The Advocate-Messenger will publish some of the writings in a special issue in the coming months.

In addition, the newspaper is working on a special video project featuring short interviews with local residents who would like to share their experiences. Business owners, organization leaders, and everyday citizens are encouraged to be involved. The video will be published on the newspaper’s website, as well as the BCPL site, and also shown at a public viewing at a later date when social distancing restrictions allow. You may participate in the video as well as submitting writing to the library. If you would like to share a brief word in the video, contact Advocate-Messenger Editor Jeff Moreland at editor@amnews.com, or call 859-469-6413. You will receive a reply soon to make safe, social distancing arrangements to record your statement.

The staff members of the newspaper and the library are excited about this project, and hope Boyle Countians will take part to help document the impact this pandemic has had directly on the local community.

The following is a writing sample from Jamie Helle, reference librarian at Boyle County Public Library.

Boyle County Public Library reference librarian Jamie Helle spent time in China as the coronavirus began to spread. Fortunately she made it safely home and has not experienced any sickness. (Photo submitted)

When did you first hear about the virus? Did you pay much attention to the news of the virus before it started to affect the United States?
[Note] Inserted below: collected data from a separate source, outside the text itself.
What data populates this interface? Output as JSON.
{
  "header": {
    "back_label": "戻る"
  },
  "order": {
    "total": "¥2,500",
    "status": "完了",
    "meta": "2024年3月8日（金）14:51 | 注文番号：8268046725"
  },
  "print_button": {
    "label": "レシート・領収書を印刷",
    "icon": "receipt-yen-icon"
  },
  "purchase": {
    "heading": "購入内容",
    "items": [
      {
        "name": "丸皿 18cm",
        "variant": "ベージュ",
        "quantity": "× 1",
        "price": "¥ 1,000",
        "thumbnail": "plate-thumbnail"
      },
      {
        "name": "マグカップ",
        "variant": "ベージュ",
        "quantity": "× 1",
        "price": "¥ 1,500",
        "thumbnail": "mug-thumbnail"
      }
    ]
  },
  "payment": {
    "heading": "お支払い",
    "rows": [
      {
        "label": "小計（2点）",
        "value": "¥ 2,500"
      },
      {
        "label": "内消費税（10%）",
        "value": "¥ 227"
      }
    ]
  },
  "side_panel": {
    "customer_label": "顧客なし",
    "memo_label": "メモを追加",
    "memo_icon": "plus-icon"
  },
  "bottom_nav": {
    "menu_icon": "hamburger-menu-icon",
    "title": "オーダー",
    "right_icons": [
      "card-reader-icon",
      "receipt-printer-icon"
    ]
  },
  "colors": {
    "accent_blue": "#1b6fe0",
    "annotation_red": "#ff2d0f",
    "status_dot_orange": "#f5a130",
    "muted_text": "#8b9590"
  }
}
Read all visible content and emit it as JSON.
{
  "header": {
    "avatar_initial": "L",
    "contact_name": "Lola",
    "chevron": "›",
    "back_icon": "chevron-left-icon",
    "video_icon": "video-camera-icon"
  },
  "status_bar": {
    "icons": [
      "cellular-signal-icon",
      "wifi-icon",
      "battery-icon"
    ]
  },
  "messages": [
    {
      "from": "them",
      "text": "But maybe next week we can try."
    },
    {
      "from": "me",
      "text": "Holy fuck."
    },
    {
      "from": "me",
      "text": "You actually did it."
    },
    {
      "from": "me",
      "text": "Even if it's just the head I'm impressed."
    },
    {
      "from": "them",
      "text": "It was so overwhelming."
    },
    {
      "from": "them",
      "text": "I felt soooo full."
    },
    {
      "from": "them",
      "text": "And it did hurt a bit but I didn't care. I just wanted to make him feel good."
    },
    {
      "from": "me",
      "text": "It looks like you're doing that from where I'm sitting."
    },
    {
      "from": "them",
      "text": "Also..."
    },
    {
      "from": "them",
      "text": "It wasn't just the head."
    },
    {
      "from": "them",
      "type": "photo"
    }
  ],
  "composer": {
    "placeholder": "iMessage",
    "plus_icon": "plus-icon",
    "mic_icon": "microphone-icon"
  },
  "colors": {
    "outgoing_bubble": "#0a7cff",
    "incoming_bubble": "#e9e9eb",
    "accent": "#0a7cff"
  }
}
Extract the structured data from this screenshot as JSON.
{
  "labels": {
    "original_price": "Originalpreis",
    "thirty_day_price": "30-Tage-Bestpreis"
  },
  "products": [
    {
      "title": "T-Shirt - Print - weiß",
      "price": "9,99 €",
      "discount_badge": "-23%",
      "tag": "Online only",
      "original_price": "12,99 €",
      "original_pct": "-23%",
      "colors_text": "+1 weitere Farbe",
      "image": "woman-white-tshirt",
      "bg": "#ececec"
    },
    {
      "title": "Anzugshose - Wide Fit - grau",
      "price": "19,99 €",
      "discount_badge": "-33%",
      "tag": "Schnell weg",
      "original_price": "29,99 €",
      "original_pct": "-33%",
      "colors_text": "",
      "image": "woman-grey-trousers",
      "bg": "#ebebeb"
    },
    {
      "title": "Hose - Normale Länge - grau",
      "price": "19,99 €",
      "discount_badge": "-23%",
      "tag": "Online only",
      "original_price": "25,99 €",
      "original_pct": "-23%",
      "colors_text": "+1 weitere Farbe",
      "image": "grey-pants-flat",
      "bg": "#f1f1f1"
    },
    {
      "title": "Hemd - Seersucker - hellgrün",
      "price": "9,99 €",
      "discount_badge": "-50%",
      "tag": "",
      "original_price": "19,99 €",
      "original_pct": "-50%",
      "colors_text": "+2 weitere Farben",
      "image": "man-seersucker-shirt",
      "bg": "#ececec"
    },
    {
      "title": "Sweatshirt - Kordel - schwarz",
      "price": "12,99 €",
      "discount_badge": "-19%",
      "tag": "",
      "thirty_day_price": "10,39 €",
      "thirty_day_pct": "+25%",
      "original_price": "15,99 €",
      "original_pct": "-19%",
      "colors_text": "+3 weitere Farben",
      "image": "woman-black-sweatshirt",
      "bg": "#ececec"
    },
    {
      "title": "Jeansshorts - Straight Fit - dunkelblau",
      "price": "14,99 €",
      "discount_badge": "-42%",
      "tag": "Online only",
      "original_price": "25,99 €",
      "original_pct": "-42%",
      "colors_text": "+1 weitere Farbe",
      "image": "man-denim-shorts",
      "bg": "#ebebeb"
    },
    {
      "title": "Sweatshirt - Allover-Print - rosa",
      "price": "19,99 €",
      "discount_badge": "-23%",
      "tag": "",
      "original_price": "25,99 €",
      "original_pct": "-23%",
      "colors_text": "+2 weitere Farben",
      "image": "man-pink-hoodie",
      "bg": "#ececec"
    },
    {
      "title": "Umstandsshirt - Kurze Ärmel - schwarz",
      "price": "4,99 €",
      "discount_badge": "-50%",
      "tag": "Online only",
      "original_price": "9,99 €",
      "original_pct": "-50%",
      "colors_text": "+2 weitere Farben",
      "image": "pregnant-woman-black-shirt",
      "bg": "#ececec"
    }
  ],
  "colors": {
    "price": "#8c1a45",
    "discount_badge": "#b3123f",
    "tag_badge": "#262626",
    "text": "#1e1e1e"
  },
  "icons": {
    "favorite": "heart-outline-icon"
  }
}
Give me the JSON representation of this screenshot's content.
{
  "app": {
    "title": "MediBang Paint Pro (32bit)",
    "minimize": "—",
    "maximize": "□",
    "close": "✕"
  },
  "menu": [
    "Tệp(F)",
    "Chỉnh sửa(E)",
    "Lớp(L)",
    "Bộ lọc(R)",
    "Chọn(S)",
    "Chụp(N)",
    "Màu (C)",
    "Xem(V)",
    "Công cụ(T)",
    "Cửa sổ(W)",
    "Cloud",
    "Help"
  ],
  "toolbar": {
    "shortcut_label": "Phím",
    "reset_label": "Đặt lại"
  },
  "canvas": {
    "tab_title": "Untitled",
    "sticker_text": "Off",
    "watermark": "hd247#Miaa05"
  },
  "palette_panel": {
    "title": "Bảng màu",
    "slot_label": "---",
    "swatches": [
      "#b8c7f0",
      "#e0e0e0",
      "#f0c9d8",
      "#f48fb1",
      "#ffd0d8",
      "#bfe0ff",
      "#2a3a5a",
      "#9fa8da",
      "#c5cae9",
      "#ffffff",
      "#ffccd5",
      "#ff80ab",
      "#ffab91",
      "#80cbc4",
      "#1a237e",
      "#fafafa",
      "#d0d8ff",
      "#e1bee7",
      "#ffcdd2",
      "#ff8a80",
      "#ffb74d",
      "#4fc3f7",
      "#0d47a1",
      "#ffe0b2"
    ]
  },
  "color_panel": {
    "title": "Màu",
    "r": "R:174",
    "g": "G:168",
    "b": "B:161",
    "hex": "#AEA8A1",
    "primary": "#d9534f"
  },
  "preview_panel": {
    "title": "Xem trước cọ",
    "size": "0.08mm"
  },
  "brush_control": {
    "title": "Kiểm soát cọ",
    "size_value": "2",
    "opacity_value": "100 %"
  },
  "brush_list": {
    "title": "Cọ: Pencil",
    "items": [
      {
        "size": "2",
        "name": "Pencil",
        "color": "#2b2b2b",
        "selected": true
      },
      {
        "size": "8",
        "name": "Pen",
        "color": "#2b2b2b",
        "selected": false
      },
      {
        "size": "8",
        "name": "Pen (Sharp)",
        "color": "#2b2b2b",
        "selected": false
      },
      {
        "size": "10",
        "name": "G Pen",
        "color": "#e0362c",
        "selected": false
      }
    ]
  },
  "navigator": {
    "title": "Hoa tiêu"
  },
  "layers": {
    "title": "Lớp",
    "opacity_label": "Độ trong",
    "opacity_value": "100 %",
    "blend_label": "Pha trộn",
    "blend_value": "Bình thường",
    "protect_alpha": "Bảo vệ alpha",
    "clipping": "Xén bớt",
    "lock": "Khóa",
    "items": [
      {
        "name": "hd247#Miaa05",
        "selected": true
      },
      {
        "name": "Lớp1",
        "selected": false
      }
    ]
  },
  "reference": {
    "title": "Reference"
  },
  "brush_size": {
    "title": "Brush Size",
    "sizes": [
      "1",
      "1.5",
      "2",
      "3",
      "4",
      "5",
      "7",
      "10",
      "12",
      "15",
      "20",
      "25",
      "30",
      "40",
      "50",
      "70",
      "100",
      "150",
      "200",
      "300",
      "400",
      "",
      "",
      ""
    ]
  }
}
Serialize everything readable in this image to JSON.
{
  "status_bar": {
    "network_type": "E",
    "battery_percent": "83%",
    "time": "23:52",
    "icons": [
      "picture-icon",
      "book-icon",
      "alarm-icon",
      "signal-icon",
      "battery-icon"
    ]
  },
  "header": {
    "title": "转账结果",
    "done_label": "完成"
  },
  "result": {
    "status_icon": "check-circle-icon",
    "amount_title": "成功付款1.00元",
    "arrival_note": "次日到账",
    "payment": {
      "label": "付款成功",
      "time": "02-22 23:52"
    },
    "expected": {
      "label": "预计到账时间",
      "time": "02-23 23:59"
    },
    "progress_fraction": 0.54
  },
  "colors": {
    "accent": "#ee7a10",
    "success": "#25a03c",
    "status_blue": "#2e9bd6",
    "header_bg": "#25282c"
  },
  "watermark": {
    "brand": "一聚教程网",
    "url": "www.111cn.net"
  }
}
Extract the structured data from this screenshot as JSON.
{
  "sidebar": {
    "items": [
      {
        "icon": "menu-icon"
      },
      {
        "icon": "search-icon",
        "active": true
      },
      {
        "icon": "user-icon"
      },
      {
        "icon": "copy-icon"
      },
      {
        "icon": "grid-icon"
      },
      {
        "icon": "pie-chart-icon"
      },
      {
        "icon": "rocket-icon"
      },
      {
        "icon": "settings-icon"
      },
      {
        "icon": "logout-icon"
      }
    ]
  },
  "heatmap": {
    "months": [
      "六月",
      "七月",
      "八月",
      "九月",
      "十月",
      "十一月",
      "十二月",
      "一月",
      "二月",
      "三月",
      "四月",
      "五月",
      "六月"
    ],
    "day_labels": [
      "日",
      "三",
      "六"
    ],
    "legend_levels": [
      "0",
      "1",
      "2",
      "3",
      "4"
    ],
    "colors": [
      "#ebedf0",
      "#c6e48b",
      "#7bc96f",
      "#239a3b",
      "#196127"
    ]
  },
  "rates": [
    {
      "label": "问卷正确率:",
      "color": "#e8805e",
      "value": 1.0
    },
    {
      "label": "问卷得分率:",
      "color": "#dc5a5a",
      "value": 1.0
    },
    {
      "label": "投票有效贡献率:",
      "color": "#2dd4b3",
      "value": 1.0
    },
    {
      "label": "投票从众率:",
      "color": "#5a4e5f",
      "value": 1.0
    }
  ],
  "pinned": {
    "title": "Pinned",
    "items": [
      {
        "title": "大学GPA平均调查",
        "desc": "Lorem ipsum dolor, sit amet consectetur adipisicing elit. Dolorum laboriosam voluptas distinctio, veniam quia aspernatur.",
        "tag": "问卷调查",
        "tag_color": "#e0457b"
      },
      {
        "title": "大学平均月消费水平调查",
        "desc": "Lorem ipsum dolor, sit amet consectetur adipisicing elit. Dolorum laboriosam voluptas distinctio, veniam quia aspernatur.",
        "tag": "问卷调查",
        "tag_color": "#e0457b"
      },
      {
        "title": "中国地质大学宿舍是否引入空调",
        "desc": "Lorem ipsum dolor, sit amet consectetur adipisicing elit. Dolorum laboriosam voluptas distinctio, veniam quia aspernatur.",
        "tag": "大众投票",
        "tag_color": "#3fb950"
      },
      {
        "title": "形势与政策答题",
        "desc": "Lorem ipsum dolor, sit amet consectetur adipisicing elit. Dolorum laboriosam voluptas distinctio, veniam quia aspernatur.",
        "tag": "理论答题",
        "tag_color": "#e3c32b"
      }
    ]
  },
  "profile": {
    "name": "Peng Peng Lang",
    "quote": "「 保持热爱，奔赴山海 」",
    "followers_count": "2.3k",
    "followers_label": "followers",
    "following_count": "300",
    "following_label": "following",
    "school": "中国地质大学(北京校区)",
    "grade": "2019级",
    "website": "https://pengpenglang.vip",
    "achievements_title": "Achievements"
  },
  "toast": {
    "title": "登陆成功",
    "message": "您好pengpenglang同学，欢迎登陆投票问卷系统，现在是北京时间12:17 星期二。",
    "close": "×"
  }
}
When did you start to realize the virus might have an impact on your life?

 

My first encounter with the virus started with the first overseas vacation I had taken in years. I decided to visit my fiancé, who is teaching overseas, during his winter break. China could be fun, right?!

That changed when China started talking about travel restrictions and shutdowns due to a virus. I could no longer travel around as a tourist, but had to ‘shelter in place’ near Shanghai.

I was scheduled to leave on the last day the airlines were permitting flights out of China. There were rumors that it was going to stop sooner, but no one wanted to create a panic.

Too late! A friend in the U.S. started to worry I wouldn’t get back at all; she rescheduled my flight for four days earlier on Monday. I got an email Saturday at midnight, cancelling my flight and asking me to reschedule for a flight leaving in 12 hours. This left me six hours to pack and sleep before I began 30 hours of travel: taxi, train, taxi, plane. Every stop had temperature checkpoints. Imagine my fear after pushing over 100 pounds of luggage up a ramp, sweating and out of breath wearing a face mask and running into a thermal scanner.

A massive wave of relief hit me when I landed in Lexington. Due to self-imposed at-home quarantine, I missed my aunt’s 80th birthday party and stayed out of the doctor’s office. After quarantine, I wore a mask everywhere for the first two weeks and checked my temperature every day.

Fortunately I never got sick, but that first month back was nerve wracking.